Posted September 17, 2013

Category: General

Here at Boulevard Brewing Company, quality assurance and quality control are key elements in our brewing philosophy. To this end, we’ve recently made some changes to the way we handle some of our barrel aged and “flavor infused” beers when preparing them for packaging. Any time you move beer from the comfortable confines of a sanitary fermentation vessel and expose it to the environment that exists in an oak barrel, the likelihood of the development of unintended flavors increases. Make no mistake, we exercise great caution during these transfers, but the simple fact is that oak barrels “breathe” and are not impervious to whatever conditions might be present in our barrel aging space. Beers infused with flavor by steeping cocoa nibs or freshly roasted coffee in the finished beer are also at risk for development of “off flavors.”

Beginning with this year’s run of Bourbon Barrel Quad, we commissioned a flash pasteurizer used to stabilize the beer before packaging.
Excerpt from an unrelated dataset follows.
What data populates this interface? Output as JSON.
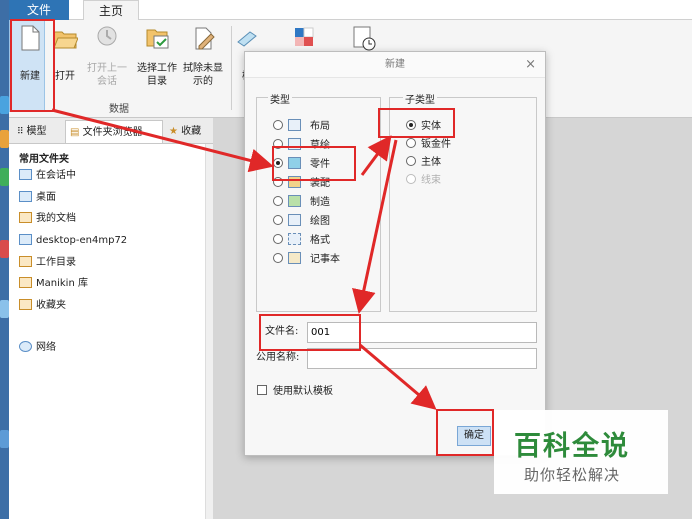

Of all the methods of pasteurization, flash pasteurization is heralded as being the best regarding preserving the quality and integrity of the beer. Here’s how it works: Beer is siphoned from the barrels into a holding tank. Once the holding tank is full, beer is pumped through the pasteurizing heat exchanger where it’s heated to around 162 degrees Fahrenheit. This temperature is high enough to take care of any microorganisms that may have found their way in without damaging the flavor or altering the color of the beer. Once pasteurized, the mixture of flavors and nuances decided upon during the blending session are locked in, ensuring the beer that you drink is representative of our intentions at the time of packaging.

It’s important to note that not all beers will be pasteurized at Boulevard, only beers that see time in barrels or are infused with flavor after fermentation. These beers will still be bottle conditioned and are still “live” beers. Love Child beers, or any sour offerings, will not be run through the pasteurizer. It’s been said that the best brewers make the best use of the best technology to make the best beer. That’s certainly our intention as we strive to innovate, experiment, and brew high quality, consistent beers.